Anak yatim adalah anak kecil yang belum dewasa yang ditinggal mati
ayahnya,[1]
sementara ia masih belum mampu mewujudkan kemashlahatan untuk diri dan
hartanya. Pemeliharaan serta pembinaan anak yatim sangat dianjurkan dalam Islam
dan tidak terbatas pada hal-hal yang bersifat fisik saja, tetapi secara umum
meliputi hal-hal yang bersifat psikis.

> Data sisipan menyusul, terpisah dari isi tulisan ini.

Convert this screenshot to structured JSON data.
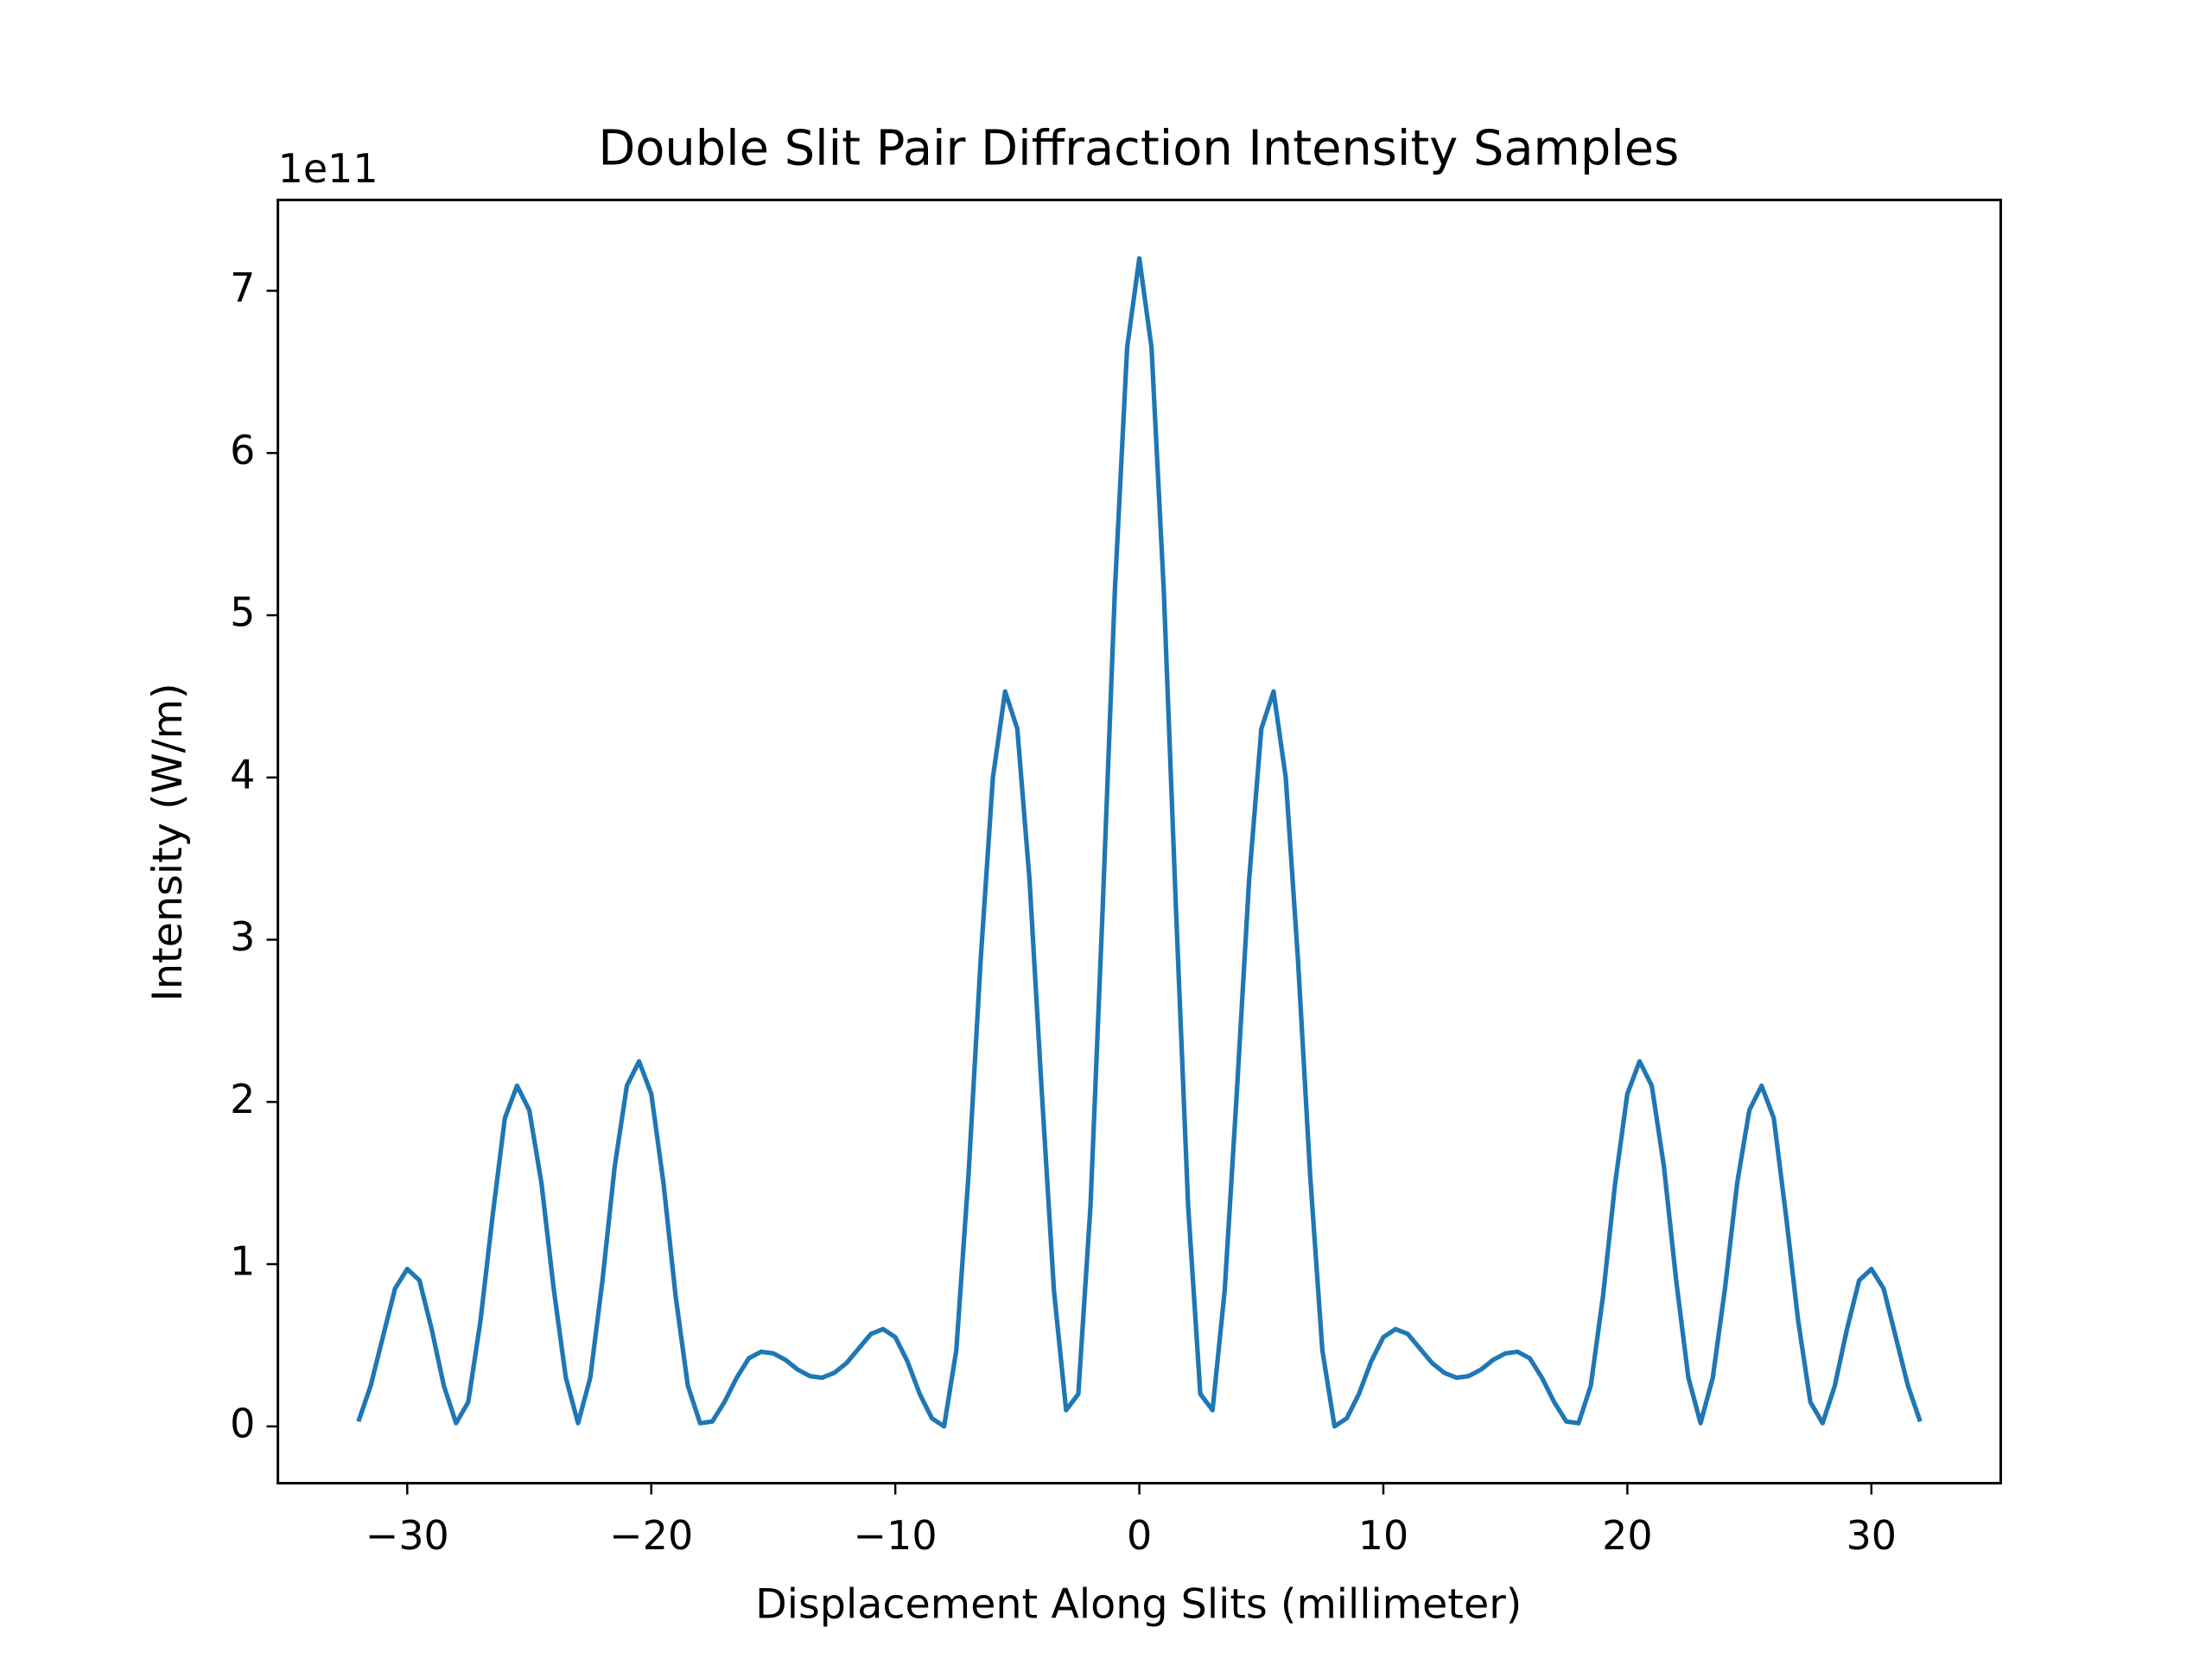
{
  "chart_data": {
    "type": "line",
    "title": "Double Slit Pair Diffraction Intensity Samples",
    "x_label": "Displacement Along Slits (millimeter)",
    "y_label": "Intensity (W/m)",
    "y_offset_label": "1e11",
    "x": [
      -32,
      -31.5,
      -31,
      -30.5,
      -30,
      -29.5,
      -29,
      -28.5,
      -28,
      -27.5,
      -27,
      -26.5,
      -26,
      -25.5,
      -25,
      -24.5,
      -24,
      -23.5,
      -23,
      -22.5,
      -22,
      -21.5,
      -21,
      -20.5,
      -20,
      -19.5,
      -19,
      -18.5,
      -18,
      -17.5,
      -17,
      -16.5,
      -16,
      -15.5,
      -15,
      -14.5,
      -14,
      -13.5,
      -13,
      -12.5,
      -12,
      -11.5,
      -11,
      -10.5,
      -10,
      -9.5,
      -9,
      -8.5,
      -8,
      -7.5,
      -7,
      -6.5,
      -6,
      -5.5,
      -5,
      -4.5,
      -4,
      -3.5,
      -3,
      -2.5,
      -2,
      -1.5,
      -1,
      -0.5,
      0,
      0.5,
      1,
      1.5,
      2,
      2.5,
      3,
      3.5,
      4,
      4.5,
      5,
      5.5,
      6,
      6.5,
      7,
      7.5,
      8,
      8.5,
      9,
      9.5,
      10,
      10.5,
      11,
      11.5,
      12,
      12.5,
      13,
      13.5,
      14,
      14.5,
      15,
      15.5,
      16,
      16.5,
      17,
      17.5,
      18,
      18.5,
      19,
      19.5,
      20,
      20.5,
      21,
      21.5,
      22,
      22.5,
      23,
      23.5,
      24,
      24.5,
      25,
      25.5,
      26,
      26.5,
      27,
      27.5,
      28,
      28.5,
      29,
      29.5,
      30,
      30.5,
      31,
      31.5,
      32
    ],
    "series": [
      {
        "name": "Intensity",
        "color": "#1f77b4",
        "values": [
          0.03,
          0.25,
          0.55,
          0.85,
          0.97,
          0.9,
          0.6,
          0.25,
          0.02,
          0.15,
          0.65,
          1.3,
          1.9,
          2.1,
          1.95,
          1.5,
          0.85,
          0.3,
          0.02,
          0.3,
          0.9,
          1.6,
          2.1,
          2.25,
          2.05,
          1.5,
          0.8,
          0.25,
          0.02,
          0.03,
          0.15,
          0.3,
          0.42,
          0.46,
          0.45,
          0.41,
          0.35,
          0.31,
          0.3,
          0.33,
          0.39,
          0.48,
          0.57,
          0.6,
          0.55,
          0.4,
          0.2,
          0.05,
          0.0,
          0.47,
          1.55,
          2.88,
          4.0,
          4.53,
          4.3,
          3.37,
          2.07,
          0.84,
          0.1,
          0.2,
          1.36,
          3.2,
          5.16,
          6.65,
          7.2,
          6.65,
          5.16,
          3.2,
          1.36,
          0.2,
          0.1,
          0.84,
          2.07,
          3.37,
          4.3,
          4.53,
          4.0,
          2.88,
          1.55,
          0.47,
          0.0,
          0.05,
          0.2,
          0.4,
          0.55,
          0.6,
          0.57,
          0.48,
          0.39,
          0.33,
          0.3,
          0.31,
          0.35,
          0.41,
          0.45,
          0.46,
          0.42,
          0.3,
          0.15,
          0.03,
          0.02,
          0.25,
          0.8,
          1.5,
          2.05,
          2.25,
          2.1,
          1.6,
          0.9,
          0.3,
          0.02,
          0.3,
          0.85,
          1.5,
          1.95,
          2.1,
          1.9,
          1.3,
          0.65,
          0.15,
          0.02,
          0.25,
          0.6,
          0.9,
          0.97,
          0.85,
          0.55,
          0.25,
          0.03
        ]
      }
    ],
    "xlim": [
      -35.3,
      35.3
    ],
    "ylim": [
      -0.35,
      7.56
    ],
    "xticks": [
      {
        "value": -30,
        "label": "−30"
      },
      {
        "value": -20,
        "label": "−20"
      },
      {
        "value": -10,
        "label": "−10"
      },
      0,
      10,
      20,
      30
    ],
    "yticks": [
      0,
      1,
      2,
      3,
      4,
      5,
      6,
      7
    ],
    "grid": false
  }
}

Hal itu karena keberadaan mereka yang
termasuk dalam kategori kaum dhu’afa terlebih lagi anak-anak yatim yang
menyandang status ADHA yang jelas-jelas membutuhkan perhatian khusus dalam
merawat dirinya.
Yusuf al-Qardhawi mengatakan,[2]
المريض إنسان ضعيف يحتاج إلى الرعاية والمساندة.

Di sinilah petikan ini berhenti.